DLHYTYNQN

DLHTYNQN: Donde lo había todo ya no queda nada

ACTO I

En el crepúsculo perenne del Mundo que hay después del Mundo flotan los Lúceros, luciérnagas siderales cuya sola presencia traza las rutas cuando, dos meses al año, la oscuridad se vuelve tan densa que sólo su fulgor permite avanzar. El viajero no les habla; es inútil formularles destino alguno. Ellos intuyen la dirección correcta, pues todo al desplazarse en este Mundo después del Mundo se modifica la geografía misma: colinas que se alzan donde antes hubo llanuras, ríos que se desvanecen tras un paso, bosques que germinan apenas se los nombra.

Nada en esta tierra obedece a la Biología ni a la Física que rigieron el primer mundo; únicamente las Matemáticas mantienen su imperio, ordenando distancias y ritmos con silenciosa precisión. No hay animales; sólo entes, y ninguno es hostil al hombre. Cada uno nació con un oficio inmutable y cumple su cometido sin pausa ni piedad.

El ser humano, en cambio, ha sido despojado de todo impulso. No sufre hambre ni sed; tampoco abriga ambición, miedo o deseo. Cuando pretende sentir, su emoción no hiere la carne sino el paisaje: un suspiro puede marchitar un jardín entero; una sombra de alegría incendiar el horizonte. En un reino así no se crea nada: sólo puede recordarse aquello que alguna vez existió y, al recordarlo, traerlo de regreso, incompleto, como un eco de lo que fue.

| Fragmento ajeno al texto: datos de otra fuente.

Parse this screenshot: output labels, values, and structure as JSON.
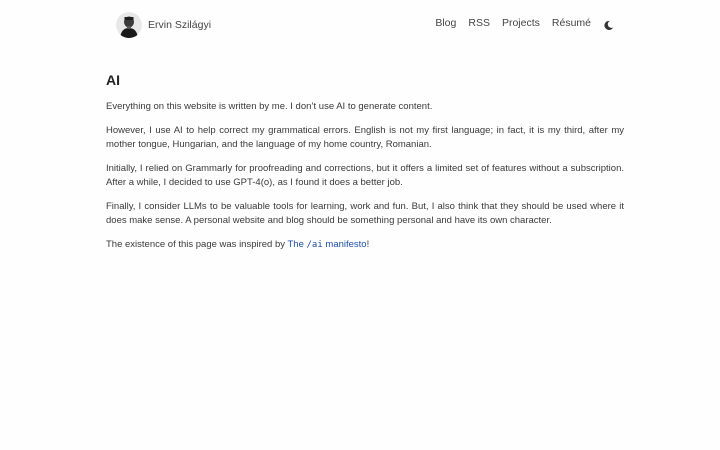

Comprender esta regla primera ―que la materia es memoria y la memoria, materia― es condición para sobrevivir en el Mundo después del Mundo. Porque allí, donde cada paso rehace el mapa y cada pensamiento cincela la atmósfera, el viajero se descubre al fin cartógrafo de su propio camino.

Bajo un árbol yace un cuerpo con varios lúceros a su lado. Descansa sin sentir cansancio, tampoco siente el gusto de descansar, solo se postra bajo el árbol en una ciénaga que conecta a un río calmado, del que solo se puede escuchar el agua que le arrulla y le calma sin tenerle que calmar.